Leiden Community Detection
After building the graph, graphify-rs runs the Leiden algorithm to partition nodes into communities:
- Louvain phase — greedy modularity optimization, moving nodes to neighboring communities for maximum modularity gain
- Refinement phase — BFS within each community to ensure internal connectivity; disconnected sub-communities are split
- Small community merging — communities with < 5 nodes are merged into their most-connected neighbor
Each community receives a cohesion score (ratio of actual intra-community edges to maximum possible), and the report surfaces "god nodes" (highest-degree hubs) and "surprising connections" (edges that bridge different communities).
Architecture
14 crates organized as a Cargo workspace:
| Crate | Purpose |
|---|---|
graphify-core |
Data models (GraphNode, GraphEdge, KnowledgeGraph), ID generation, confidence system |
graphify-detect |
File discovery, classification (code/doc/paper/image), .graphifyignore, sensitive file filtering |
graphify-extract |
AST extraction (tree-sitter, 21 languages), Claude API semantic extraction, deduplication |
graphify-build |
Graph assembly from extraction results, node/edge deduplication |
graphify-cluster |
Leiden community detection, cohesion scoring, community splitting/merging |
graphify-analyze |
God nodes, surprising connections, suggested questions, graph diff |
graphify-export |
9 formats: JSON, HTML, split HTML, SVG, GraphML, Cypher, Wiki, Report, Obsidian |
graphify-cache |
SHA256 content-hash caching for incremental rebuilds |
graphify-security |
URL validation (SSRF prevention), path traversal protection, label injection defense |
graphify-ingest |
URL fetching: arXiv abstracts, tweets (oEmbed), PDFs, generic webpages |
graphify-serve |
MCP server with 11 query tools over JSON-RPC 2.0 stdio |
graphify-watch |
File monitoring with debounce, incremental rebuild on code changes |
graphify-hooks |
Git hook install/uninstall/status (post-commit, post-checkout) |
graphify-benchmark |
Token efficiency measurement (graph tokens vs. raw corpus tokens) |
Output Formats
| File | Description |
|---|---|
graph.json |
NetworkX-compatible node_link_data JSON |
graph.html |
Interactive vis.js visualization (dark theme, auto-pruning for large graphs) |
html/ |
Per-community HTML pages with overview navigation |
GRAPH_REPORT.md |
Analysis report: communities, god nodes, surprises, suggested questions |
graph.svg |
Static circular-layout graph visualization |
graph.graphml |
For graph editors (yEd, Gephi) |
cypher.txt |
Neo4j Cypher import script |
wiki/ |
Wiki-style markdown pages per community |
obsidian/ |
Obsidian vault with wikilinks and frontmatter |
CLI Reference
See docs/CLI.md for the complete command reference with all flags, defaults, and examples.
Quick overview:
Agent Integration
graphify-rs integrates with AI coding agents (Claude Code, Codex, OpenCode, etc.) via skill installation and MCP server.

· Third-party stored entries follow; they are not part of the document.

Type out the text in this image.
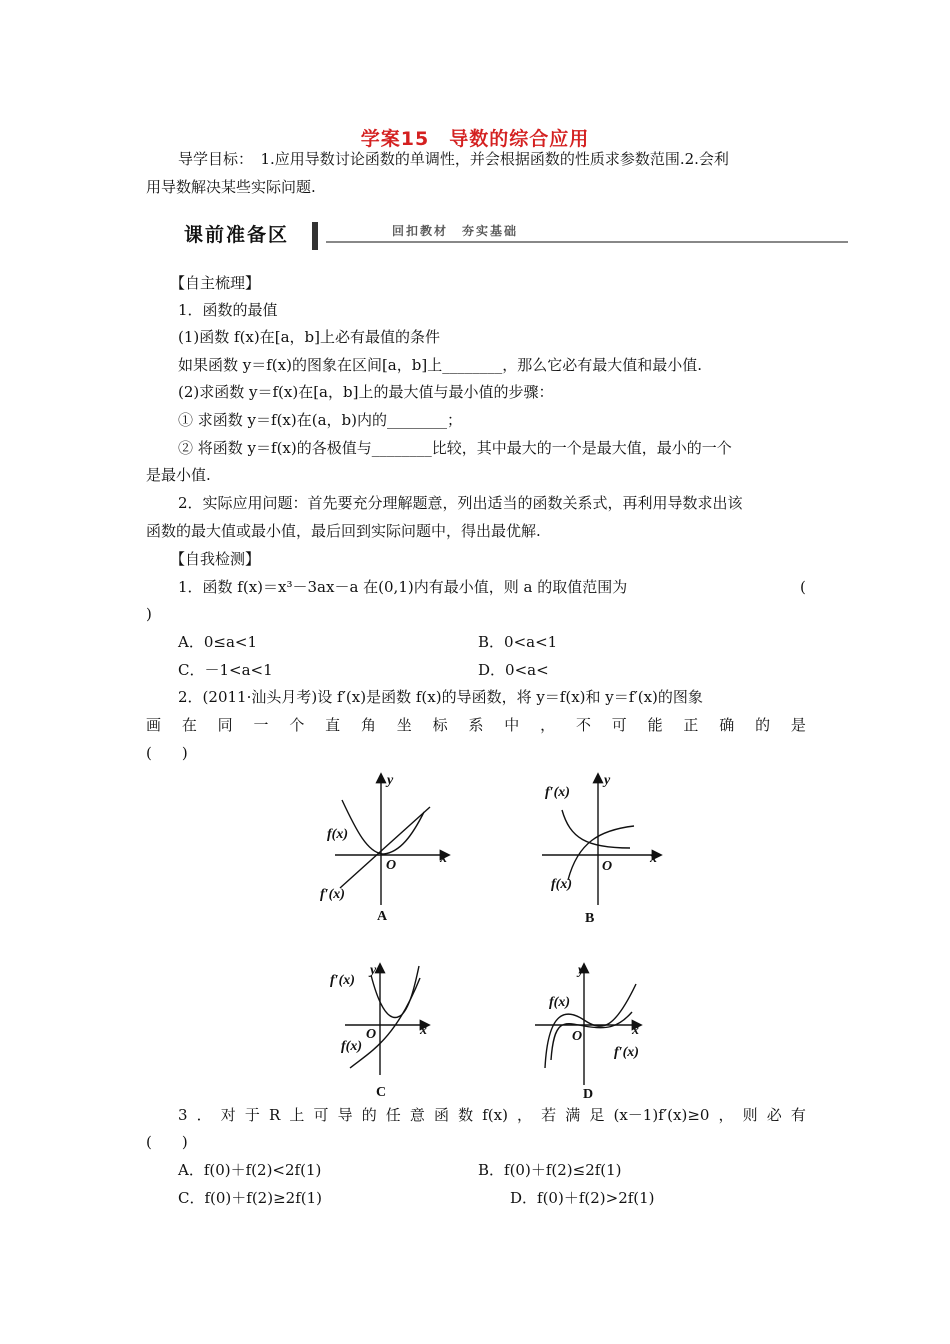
学案15　导数的综合应用
导学目标：　1.应用导数讨论函数的单调性，并会根据函数的性质求参数范围.2.会利
用导数解决某些实际问题.
课前准备区	回扣教材　夯实基础
【自主梳理】
1．函数的最值
(1)函数 f(x)在[a，b]上必有最值的条件
如果函数 y＝f(x)的图象在区间[a，b]上________，那么它必有最大值和最小值.
(2)求函数 y＝f(x)在[a，b]上的最大值与最小值的步骤：
① 求函数 y＝f(x)在(a，b)内的________；
② 将函数 y＝f(x)的各极值与________比较，其中最大的一个是最大值，最小的一个
是最小值.
2．实际应用问题：首先要充分理解题意，列出适当的函数关系式，再利用导数求出该
函数的最大值或最小值，最后回到实际问题中，得出最优解.
【自我检测】
1．函数 f(x)＝x³－3ax－a 在(0,1)内有最小值，则 a 的取值范围为	(
)
A．0≤a<1	B．0<a<1
C．－1<a<1	D．0<a<
2．(2011·汕头月考)设 f′(x)是函数 f(x)的导函数，将 y＝f(x)和 y＝f′(x)的图象
画 在 同 一 个 直 角 坐 标 系 中 ， 不 可 能 正 确 的 是
(　　)
f(x)
f′(x)
O	x
y
A
f′(x)
f(x)
O
x
y
B
f′(x)
f(x)
O	x
y
C
f(x)
f′(x)
O	x
y
D
3 ． 对 于 R 上 可 导 的 任 意 函 数 f(x) ， 若 满 足 (x－1)f′(x)≥0 ， 则 必 有
(　　)
A．f(0)＋f(2)<2f(1)	B．f(0)＋f(2)≤2f(1)
C．f(0)＋f(2)≥2f(1)	D．f(0)＋f(2)>2f(1)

Once installed, agents automatically check the knowledge graph before answering architecture questions and rebuild it after code changes.

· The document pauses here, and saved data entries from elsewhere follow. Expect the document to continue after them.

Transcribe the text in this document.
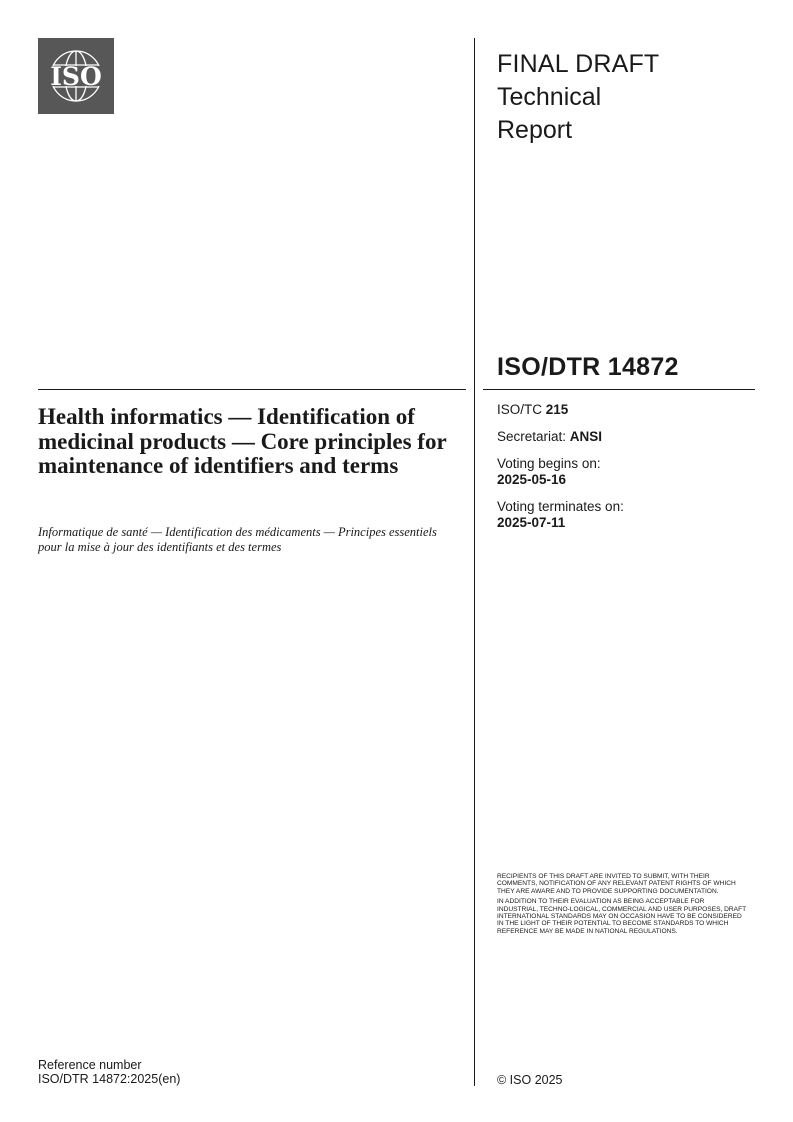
ISO	FINAL DRAFT
Technical
Report
ISO/DTR 14872
Health informatics — Identification of medicinal products — Core principles for maintenance of identifiers and terms
Informatique de santé — Identification des médicaments — Principes essentiels pour la mise à jour des identifiants et des termes
ISO/TC 215
Secretariat: ANSI
Voting begins on:
2025-05-16
Voting terminates on:
2025-07-11

RECIPIENTS OF THIS DRAFT ARE INVITED TO SUBMIT, WITH THEIR COMMENTS, NOTIFICATION OF ANY RELEVANT PATENT RIGHTS OF WHICH THEY ARE AWARE AND TO PROVIDE SUPPORTING DOCUMENTATION.

IN ADDITION TO THEIR EVALUATION AS BEING ACCEPTABLE FOR INDUSTRIAL, TECHNO-LOGICAL, COMMERCIAL AND USER PURPOSES, DRAFT INTERNATIONAL STANDARDS MAY ON OCCASION HAVE TO BE CONSIDERED IN THE LIGHT OF THEIR POTENTIAL TO BECOME STANDARDS TO WHICH REFERENCE MAY BE MADE IN NATIONAL REGULATIONS.

Reference number
ISO/DTR 14872:2025(en)	© ISO 2025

For full agent setup instructions, see the Agent Integration section of the CLI reference.
MCP Server Tools
| Tool | Description |
|---|---|
query_graph |
Search nodes by keywords, return subgraph context |
get_node |
Get detailed info about a specific node |
get_neighbors |
Get a node's neighbors and connecting edges |
get_community |
List all nodes in a community |
god_nodes |
Find the most-connected hub nodes |
graph_stats |
Overall graph statistics |
shortest_path |
Find shortest path between two nodes |
Supported Languages (21)
| Native (tree-sitter) | Regex Fallback |
|---|---|
| Python, JavaScript, TypeScript, Rust, Go, Java | Kotlin, Scala, PHP, Swift, Lua |
| C, C++, Ruby, C#, Dart | Zig, PowerShell, Elixir, Obj-C, Julia |
Contributing
See CONTRIBUTING.md for development setup, code style, and PR guidelines.
License
MIT — see LICENSE.
This project is a Rust rewrite of graphify by safishamsi.